Internet of Things (IoT) applications have gained widespread adoption across diverse sectors such as healthcare, smart agriculture, smart cities, transportation, and water management, leading to a substantial generation of Big Data. To efficiently process this voluminous data, there is a pressing need for a platform capable of handling large quantities. However, real-time applications face challenges in cloud processing due to high latency. Fog computing, serving as a complementary infrastructure to the cloud, emerges as a viable solution by facilitating task processing, networking, and data storage in cloud data centers accessible to mobile users.
Task offloading emerges as a promising fog computing solution to overcome resource constraints in IoT applications. This involves the execution of part or all of mobile applications in the cloud, aiming to enhance execution time and reduce energy consumption. Our research concentrates on optimizing the IoT task offloading problem within heterogeneous environments, considering conflicting constraints. This optimization challenge is formulated as a multi-objective problem, emphasizing energy consumption and latency Quality of Service (QoS) metrics. Our proposed solution, named Tof-NSGAII, is tailored to respect the finite resources of fog computing by adeptly balancing workloads and meeting the latency requirements of IoT tasks.

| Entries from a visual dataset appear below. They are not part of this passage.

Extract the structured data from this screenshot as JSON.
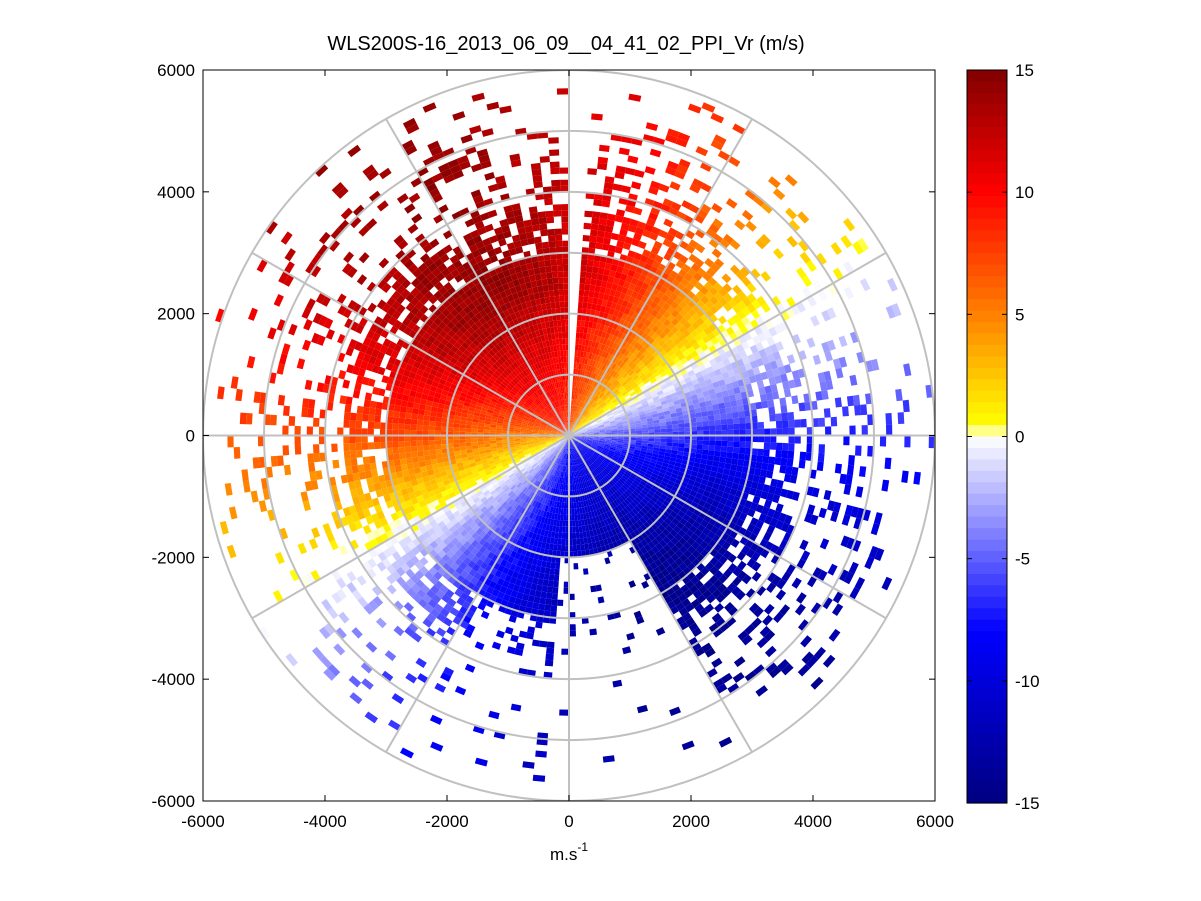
{
  "chart_data": {
    "type": "heatmap",
    "subtype": "polar-ppi",
    "title": "WLS200S-16_2013_06_09__04_41_02_PPI_Vr (m/s)",
    "xlabel": "m.s",
    "xlabel_superscript": "-1",
    "ylabel": "",
    "xlim": [
      -6000,
      6000
    ],
    "ylim": [
      -6000,
      6000
    ],
    "xticks": [
      -6000,
      -4000,
      -2000,
      0,
      2000,
      4000,
      6000
    ],
    "yticks": [
      -6000,
      -4000,
      -2000,
      0,
      2000,
      4000,
      6000
    ],
    "xtick_labels": [
      "-6000",
      "-4000",
      "-2000",
      "0",
      "2000",
      "4000",
      "6000"
    ],
    "ytick_labels": [
      "-6000",
      "-4000",
      "-2000",
      "0",
      "2000",
      "4000",
      "6000"
    ],
    "polar_grid": {
      "ring_radii": [
        1000,
        2000,
        3000,
        4000,
        5000,
        6000
      ],
      "spoke_angles_deg": [
        0,
        30,
        60,
        90,
        120,
        150,
        180,
        210,
        240,
        270,
        300,
        330
      ]
    },
    "data_extent": {
      "dense_radius": 3700,
      "max_radius": 6100,
      "zero_velocity_azimuth_deg": 60,
      "max_speed": 14,
      "missing_beam_azimuth_deg": 2
    },
    "colorbar": {
      "clim": [
        -15,
        15
      ],
      "ticks": [
        -15,
        -10,
        -5,
        0,
        5,
        10,
        15
      ],
      "tick_labels": [
        "-15",
        "-10",
        "-5",
        "0",
        "5",
        "10",
        "15"
      ],
      "colormap": "blue-white-yellow-red",
      "colors": {
        "neg_max": "#000080",
        "neg_mid": "#0000ff",
        "zero": "#ffffff",
        "pos_low": "#ffff00",
        "pos_mid": "#ff8000",
        "pos_high": "#ff0000",
        "pos_max": "#800000"
      }
    },
    "grid_color": "#c0c0c0"
  }
}
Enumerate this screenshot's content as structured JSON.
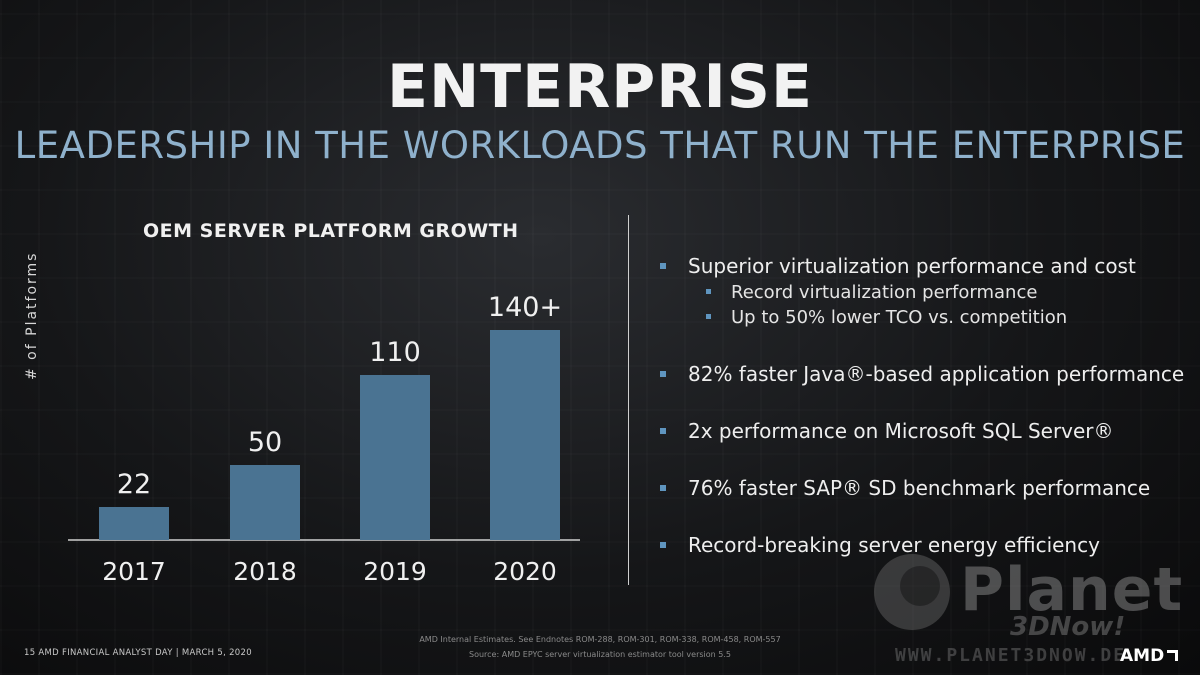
{
  "header": {
    "title": "ENTERPRISE",
    "subtitle": "LEADERSHIP IN THE WORKLOADS THAT RUN THE ENTERPRISE"
  },
  "chart_data": {
    "type": "bar",
    "title": "OEM SERVER PLATFORM GROWTH",
    "ylabel": "# of Platforms",
    "xlabel": "",
    "categories": [
      "2017",
      "2018",
      "2019",
      "2020"
    ],
    "values": [
      22,
      50,
      110,
      140
    ],
    "data_labels": [
      "22",
      "50",
      "110",
      "140+"
    ],
    "ylim": [
      0,
      150
    ],
    "bar_color": "#4a7392"
  },
  "bullets": [
    {
      "text": "Superior virtualization performance and cost",
      "sub": [
        "Record virtualization performance",
        "Up to 50% lower TCO vs. competition"
      ]
    },
    {
      "text": "82% faster Java®-based application performance",
      "sub": []
    },
    {
      "text": "2x performance on Microsoft SQL Server®",
      "sub": []
    },
    {
      "text": "76% faster SAP® SD benchmark performance",
      "sub": []
    },
    {
      "text": "Record-breaking server energy efficiency",
      "sub": []
    }
  ],
  "footer": {
    "left": "15     AMD FINANCIAL ANALYST DAY   |   MARCH 5, 2020",
    "note1": "AMD Internal Estimates. See Endnotes ROM-288, ROM-301, ROM-338, ROM-458, ROM-557",
    "note2": "Source: AMD EPYC server virtualization estimator tool version 5.5",
    "logo": "AMD"
  },
  "watermark": {
    "name": "Planet",
    "sub": "3DNow!",
    "url": "WWW.PLANET3DNOW.DE"
  },
  "colors": {
    "accent": "#5f95bf",
    "subtitle": "#8fb1cc"
  }
}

We have adapted the widely employed meta-heuristic, the non-dominant sorting genetic algorithm (NSGA-II), to generate a set of non-dominated multi-objective task offloading optimization solutions, considering both energy consumption and latency. Experimental results showcase the efficacy of Tof-NSGAII in generating task offloading solutions that judiciously distribute executed tasks between fog and cloud computing environments based on their specific requirements. Additionally, the generated non-dominated solutions demonstrate optimality in terms of energy consumption, boasting an average energy reduction of 12.18\% compared to alternative approaches. Notably, our approach introduces only a marginal increase in latency, amounting to 0.38\%, a difference that can be considered negligible.